Michael Barr, a former U.S. Treasury official and current member of the Federal Reserve’s Board of Governors, has expressed concerns about stablecoins and their potential risks to the financial system. However, he did not provide any updates on the development of a central bank digital currency (CBDC). Barr’s remarks highlight the growing regulatory scrutiny around stablecoins and the need for careful oversight in the rapidly evolving digital currency landscape.

Title 1: Federal Reserve Vice Chair Expresses Concerns Over Stablecoin Issuance Without Oversight

Federal Reserve Vice Chair for Supervision Michael Barr has raised significant concerns regarding stablecoins, which serve as a foundational component of the cryptocurrency economy. In a recent speech at a Federal Reserve Bank event in Philadelphia, Barr expressed deep worry about the issuance of stablecoins without proper oversight from authorities.

Barr emphasized the need for strong federal oversight in stablecoin issuance, stating, “I remain deeply concerned about stablecoin issuance without strong federal oversight.

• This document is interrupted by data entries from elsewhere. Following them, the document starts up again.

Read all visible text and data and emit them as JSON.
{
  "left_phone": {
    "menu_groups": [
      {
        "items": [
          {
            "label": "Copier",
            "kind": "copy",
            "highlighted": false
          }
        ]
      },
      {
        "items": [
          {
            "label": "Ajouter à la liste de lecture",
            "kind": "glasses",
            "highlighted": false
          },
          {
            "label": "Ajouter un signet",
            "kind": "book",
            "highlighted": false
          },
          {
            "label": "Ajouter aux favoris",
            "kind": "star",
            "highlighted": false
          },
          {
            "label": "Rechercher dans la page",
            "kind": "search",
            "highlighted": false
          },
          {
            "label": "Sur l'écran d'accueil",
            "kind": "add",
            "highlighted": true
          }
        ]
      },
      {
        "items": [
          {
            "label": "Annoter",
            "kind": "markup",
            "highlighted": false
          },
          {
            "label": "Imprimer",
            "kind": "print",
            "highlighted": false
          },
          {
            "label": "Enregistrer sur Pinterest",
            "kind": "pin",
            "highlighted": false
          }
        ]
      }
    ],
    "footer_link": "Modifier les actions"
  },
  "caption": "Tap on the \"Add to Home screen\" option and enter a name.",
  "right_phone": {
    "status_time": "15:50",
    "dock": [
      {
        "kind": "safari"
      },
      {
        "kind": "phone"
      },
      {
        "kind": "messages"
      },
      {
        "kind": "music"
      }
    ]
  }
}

As I mentioned earlier, stablecoins are a form of money, and the ultimate source of credibility in money is the central bank.” He further added that if non-federally regulated stablecoins were to become widely used as a means of payment and a store of value, they could pose significant risks to financial stability, monetary policy, and the U.S. payments system.

The Federal Reserve Vice Chair’s statement highlights the importance of establishing a legislative and regulatory framework to address these concerns proactively. It is crucial to ensure that any risks associated with stablecoins are appropriately managed before they become widespread.

Title 2: Central Bank Digital Currency (CBDC) Decision Still Pending, says Federal Reserve Vice Chair

In addition to expressing concerns about stablecoins, Federal Reserve Vice Chair for Supervision Michael Barr also addressed the topic of central bank digital currencies (CBDCs). He clarified that the Federal Reserve has not yet made a decision regarding the release of a CBDC, which refers to a centralized digital asset controlled by a central bank.

The debate around CBDCs has sparked divided opinions among lawmakers. While some are concerned about privacy issues, others believe it is crucial for the United States to keep pace with other major economies that have already introduced their own digital fiat, such as China. The topic gained attention in Florida, where Governor Ron DeSantis introduced legislation to ban CBDCs in the state.

Barr’s statement emphasizes the need for careful consideration and thorough evaluation of the legislative and regulatory framework surrounding CBDCs. It is essential to strike the right balance between embracing technological advancements and addressing potential risks before significant issues arise.


Federal Reserve Vice Chair for Supervision Michael Barr has expressed deep concerns about stablecoin issuance without proper oversight. He highlights the potential risks stablecoins may pose to financial stability, monetary policy, and the U.S. payments system. Additionally, Barr clarifies that the Federal Reserve is yet to make a decision on the release of a central bank digital currency (CBDC). The ongoing debate around CBDCs emphasizes the importance of establishing a well-defined legislative and regulatory framework. Striking the right balance between innovation and risk management is crucial to ensure the stability of the cryptocurrency economy and the broader financial system.